Why LinkedIn Is Where the Decisions Get Made
LinkedIn has, over the past five years, quietly become the most important B2B marketing channel for high-consideration purchases. It's where buyers research, where they form opinions about vendors, where they screenshot posts to share internally, and where they get warm-introduced to the people they'll eventually buy from. None of that shows up in a standard attribution dashboard, which is part of why most B2B brands underinvest in it.
The other platforms have roles. X still matters for certain technical audiences. YouTube is underweighted by most B2B teams. Threads and Bluesky have a niche. But for the typical B2B software, services, or enterprise brand, LinkedIn is the platform that does the heaviest lifting — and the one where the operating discipline matters most.
The Founder-Led Distribution Playbook
The single most underused asset in B2B marketing is the founder's personal feed. Founders carry credibility a brand handle never will. They can post points of view a corporate account can't. They earn algorithmic distribution the brand account fights for. And their audience is, by self-selection, the audience the company is trying to reach.
The objection most founders raise is time. The playbook that works around it has three components. First, a clear set of themes — three or four topics the founder will be known for. Second, a content support system — a writer or strategist who turns founder thoughts into posts the founder approves and ships. Third, a sustainable cadence — three to five posts a week, indefinitely. Most founder programs die in month three because the cadence wasn't realistic. The ones that survive become the company's largest distribution channel within a year.

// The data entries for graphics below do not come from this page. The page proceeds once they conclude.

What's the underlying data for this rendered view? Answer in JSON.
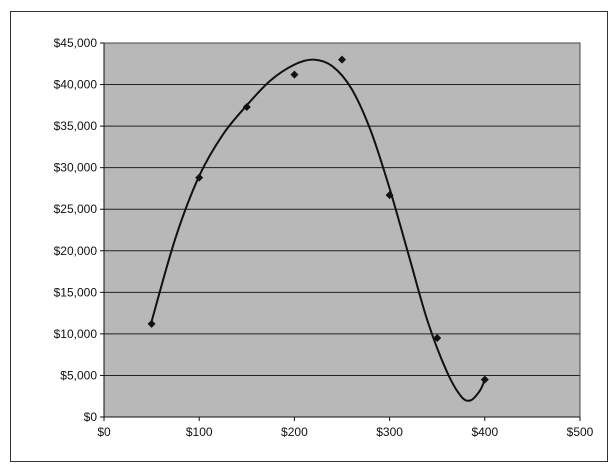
{
  "chart_data": {
    "type": "scatter",
    "title": "",
    "xlabel": "",
    "ylabel": "",
    "xlim": [
      0,
      500
    ],
    "ylim": [
      0,
      45000
    ],
    "x_ticks": [
      0,
      100,
      200,
      300,
      400,
      500
    ],
    "y_ticks": [
      0,
      5000,
      10000,
      15000,
      20000,
      25000,
      30000,
      35000,
      40000,
      45000
    ],
    "x_tick_labels": [
      "$0",
      "$100",
      "$200",
      "$300",
      "$400",
      "$500"
    ],
    "y_tick_labels": [
      "$0",
      "$5,000",
      "$10,000",
      "$15,000",
      "$20,000",
      "$25,000",
      "$30,000",
      "$35,000",
      "$40,000",
      "$45,000"
    ],
    "grid": "horizontal",
    "legend": "none",
    "series": [
      {
        "points": [
          {
            "x": 50,
            "y": 11200
          },
          {
            "x": 100,
            "y": 28800
          },
          {
            "x": 150,
            "y": 37300
          },
          {
            "x": 200,
            "y": 41200
          },
          {
            "x": 250,
            "y": 43000
          },
          {
            "x": 300,
            "y": 26700
          },
          {
            "x": 350,
            "y": 9500
          },
          {
            "x": 400,
            "y": 4500
          }
        ]
      }
    ],
    "trendline": {
      "type": "smooth-curve",
      "points": [
        {
          "x": 50,
          "y": 11500
        },
        {
          "x": 75,
          "y": 21500
        },
        {
          "x": 100,
          "y": 29000
        },
        {
          "x": 125,
          "y": 34000
        },
        {
          "x": 150,
          "y": 37500
        },
        {
          "x": 175,
          "y": 40500
        },
        {
          "x": 200,
          "y": 42400
        },
        {
          "x": 220,
          "y": 43000
        },
        {
          "x": 240,
          "y": 42200
        },
        {
          "x": 260,
          "y": 39500
        },
        {
          "x": 280,
          "y": 34500
        },
        {
          "x": 300,
          "y": 27500
        },
        {
          "x": 320,
          "y": 19500
        },
        {
          "x": 340,
          "y": 11500
        },
        {
          "x": 360,
          "y": 5500
        },
        {
          "x": 375,
          "y": 2500
        },
        {
          "x": 385,
          "y": 2000
        },
        {
          "x": 395,
          "y": 3200
        },
        {
          "x": 400,
          "y": 4500
        }
      ]
    },
    "colors": {
      "plot_background": "#b8b8b8",
      "gridline": "#222222",
      "marker": "#111111",
      "curve": "#111111"
    }
  }
}
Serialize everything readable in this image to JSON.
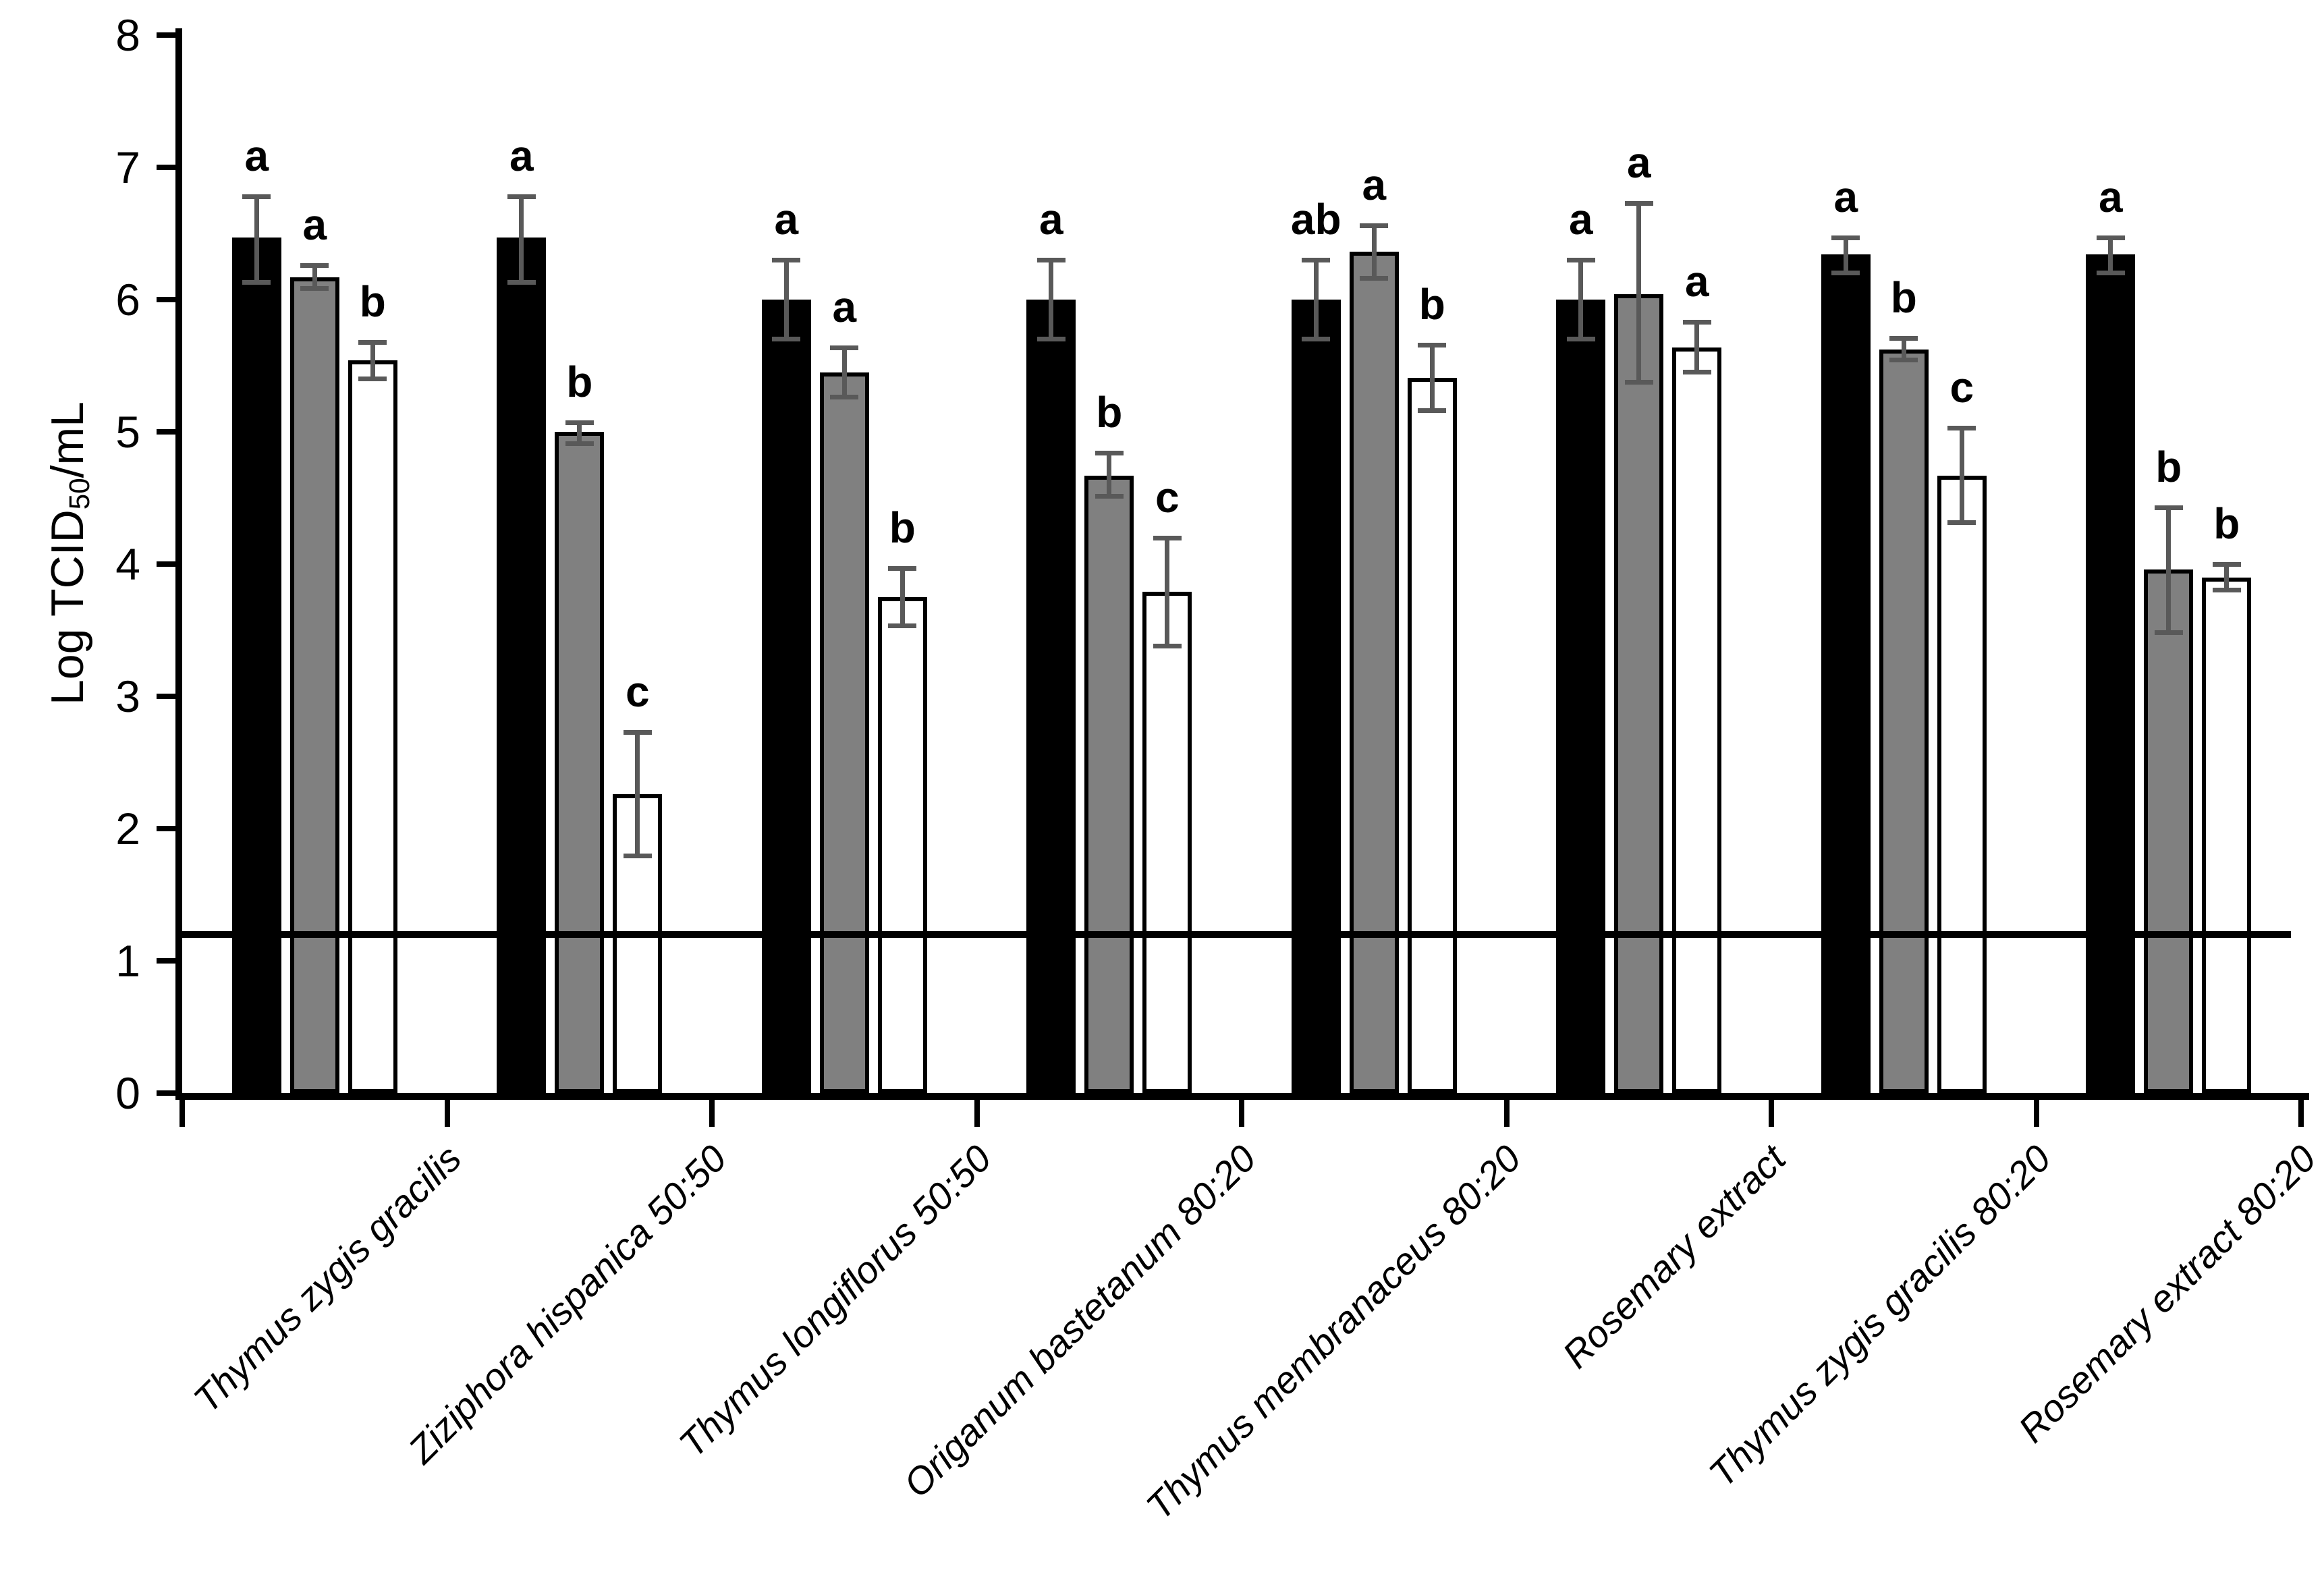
{
  "chart_data": {
    "type": "bar",
    "title": "",
    "xlabel": "",
    "ylabel": "Log TCID50/mL",
    "ylabel_parts": {
      "pre": "Log TCID",
      "sub": "50",
      "post": "/mL"
    },
    "ylim": [
      0,
      8
    ],
    "yticks": [
      0,
      1,
      2,
      3,
      4,
      5,
      6,
      7,
      8
    ],
    "grid": false,
    "legend": "none",
    "reference_line_y": 1.2,
    "error_bar_color": "#595959",
    "categories": [
      "Thymus zygis gracilis",
      "Ziziphora hispanica 50:50",
      "Thymus longiflorus 50:50",
      "Origanum bastetanum 80:20",
      "Thymus membranaceus 80:20",
      "Rosemary extract",
      "Thymus zygis gracilis 80:20",
      "Rosemary extract 80:20"
    ],
    "series": [
      {
        "name": "black",
        "fill": "#000000",
        "values": [
          6.47,
          6.47,
          6.0,
          6.0,
          6.0,
          6.0,
          6.34,
          6.34
        ],
        "error_lower": [
          6.13,
          6.13,
          5.7,
          5.7,
          5.7,
          5.7,
          6.2,
          6.2
        ],
        "error_upper": [
          6.78,
          6.78,
          6.3,
          6.3,
          6.3,
          6.3,
          6.47,
          6.47
        ],
        "letters": [
          "a",
          "a",
          "a",
          "a",
          "ab",
          "a",
          "a",
          "a"
        ]
      },
      {
        "name": "gray",
        "fill": "#808080",
        "values": [
          6.17,
          5.0,
          5.45,
          4.67,
          6.36,
          6.04,
          5.62,
          3.96
        ],
        "error_lower": [
          6.08,
          4.91,
          5.26,
          4.51,
          6.16,
          5.37,
          5.54,
          3.48
        ],
        "error_upper": [
          6.26,
          5.07,
          5.64,
          4.84,
          6.56,
          6.73,
          5.71,
          4.43
        ],
        "letters": [
          "a",
          "b",
          "a",
          "b",
          "a",
          "a",
          "b",
          "b"
        ]
      },
      {
        "name": "white",
        "fill": "#ffffff",
        "values": [
          5.54,
          2.26,
          3.75,
          3.79,
          5.41,
          5.64,
          4.67,
          3.9
        ],
        "error_lower": [
          5.4,
          1.79,
          3.53,
          3.38,
          5.16,
          5.45,
          4.31,
          3.8
        ],
        "error_upper": [
          5.68,
          2.73,
          3.97,
          4.2,
          5.66,
          5.83,
          5.03,
          4.0
        ],
        "letters": [
          "b",
          "c",
          "b",
          "c",
          "b",
          "a",
          "c",
          "b"
        ]
      }
    ]
  }
}
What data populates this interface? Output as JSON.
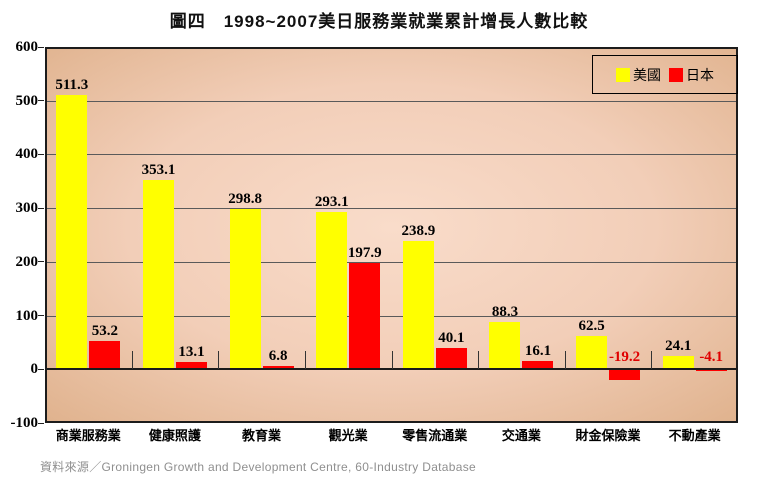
{
  "title": "圖四　1998~2007美日服務業就業累計增長人數比較",
  "source": "資料來源／Groningen Growth and Development Centre, 60-Industry Database",
  "legend": {
    "us_label": "美國",
    "japan_label": "日本"
  },
  "colors": {
    "us_bar": "#ffff00",
    "japan_bar": "#ff0000",
    "negative_label": "#e00000",
    "positive_label": "#000000",
    "plot_bg_center": "#f9dcca",
    "plot_bg_edge": "#d9a87e",
    "gridline": "#5a5a5a"
  },
  "chart_data": {
    "type": "bar",
    "title": "圖四　1998~2007美日服務業就業累計增長人數比較",
    "categories": [
      "商業服務業",
      "健康照護",
      "教育業",
      "觀光業",
      "零售流通業",
      "交通業",
      "財金保險業",
      "不動產業"
    ],
    "series": [
      {
        "name": "美國",
        "color": "#ffff00",
        "values": [
          511.3,
          353.1,
          298.8,
          293.1,
          238.9,
          88.3,
          62.5,
          24.1
        ]
      },
      {
        "name": "日本",
        "color": "#ff0000",
        "values": [
          53.2,
          13.1,
          6.8,
          197.9,
          40.1,
          16.1,
          -19.2,
          -4.1
        ]
      }
    ],
    "xlabel": "",
    "ylabel": "",
    "ylim": [
      -100,
      600
    ],
    "yticks": [
      600,
      500,
      400,
      300,
      200,
      100,
      0,
      -100
    ],
    "grid": true,
    "legend_position": "top-right",
    "data_labels": true
  }
}
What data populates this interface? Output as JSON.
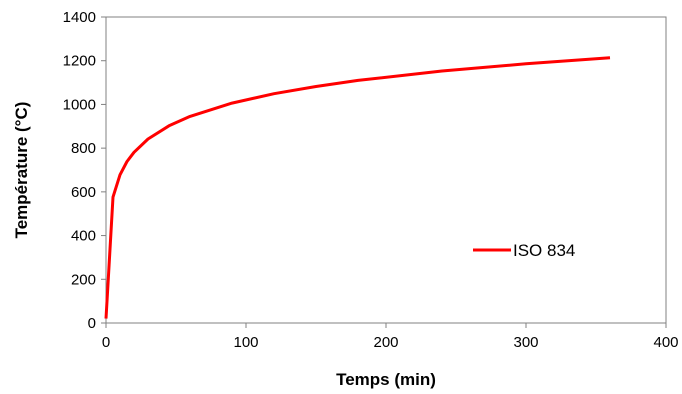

Employee Advocacy: The Distributed Channel Most Brands Mismanage
After the founder, the next-largest distribution opportunity is the rest of the company. Every employee has a network. Aggregated across the company, that network is usually larger and more relevant than the brand's own following. Employee advocacy programs try to activate this — and most of them fail in predictable ways.
The failure mode is forced participation. Companies mandate that employees share corporate posts, employees comply reluctantly, the content reads as inauthentic, and the program produces noise instead of trust. The version that works is voluntary, generous, and practical:
- Make it easy. Pre-written drafts that employees can edit, not forced scripts. Templates, not mandates.
- Make it relevant. Employees share things they'd share anyway — interesting customer stories, useful research, behind-the-scenes work. Not press releases.